Last month, I testified before the New York State Advisory Committee to the United States Commission on Civil Rights on the vexed question of “Discrimination in Eviction Policies and Enforcement.” Several months before my testimony, the commission issued a report concluding that the United States “is in the middle of an eviction crisis, one in which persons of color are disproportionately impacted and suffer unequal treatment.” The study further held that the racial disparities in eviction that existed pre-COVID have been magnified since the pandemic struck—such that the eviction crisis has an important civil rights dimension.

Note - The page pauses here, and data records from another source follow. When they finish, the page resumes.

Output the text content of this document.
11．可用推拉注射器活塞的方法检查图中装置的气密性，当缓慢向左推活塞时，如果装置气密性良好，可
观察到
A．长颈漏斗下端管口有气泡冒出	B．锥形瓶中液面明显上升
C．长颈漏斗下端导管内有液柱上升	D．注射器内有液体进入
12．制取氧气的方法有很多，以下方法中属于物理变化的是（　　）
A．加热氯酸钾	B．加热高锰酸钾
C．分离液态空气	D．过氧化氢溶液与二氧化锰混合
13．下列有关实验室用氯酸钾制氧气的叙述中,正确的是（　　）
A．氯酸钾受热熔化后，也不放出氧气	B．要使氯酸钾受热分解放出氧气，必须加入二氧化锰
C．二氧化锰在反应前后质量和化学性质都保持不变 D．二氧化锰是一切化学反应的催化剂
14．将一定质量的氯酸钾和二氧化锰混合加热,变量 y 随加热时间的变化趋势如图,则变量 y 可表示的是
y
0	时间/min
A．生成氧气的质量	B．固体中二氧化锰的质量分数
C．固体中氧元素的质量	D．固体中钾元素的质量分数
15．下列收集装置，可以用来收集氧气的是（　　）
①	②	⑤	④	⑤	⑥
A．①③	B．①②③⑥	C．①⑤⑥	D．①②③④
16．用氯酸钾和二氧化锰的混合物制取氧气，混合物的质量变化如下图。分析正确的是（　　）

The economic impact of the pandemic has been exceptionally devastating in New York, in part because of the severe limitations that Governor Andrew Cuomo placed on economic activities under his broad emergency powers. These restrictions directly hamper the ability of tenants to earn money and pay rent, thereby affecting the earnings of landlords, many of whom are part-time. The question then arises as to what kinds of remedial activities should be taken in both the short and long term.

To the New York State Advisory Committee, as well as many other commentators, the solution is a moratorium on tenant evictions. The committee believes the current moratorium should be kept in place, perhaps for as long as it takes for the economy to return to normal. This assessment is supported by the common assertion that the disparate impact of evictions on black and other minority populations is evidence of an entrenched form of “structural racism” that requires corrective measures. The disparate impact of the pandemic cannot be denied. But in my view, any claim of structural racism (or worse) cannot be sustained.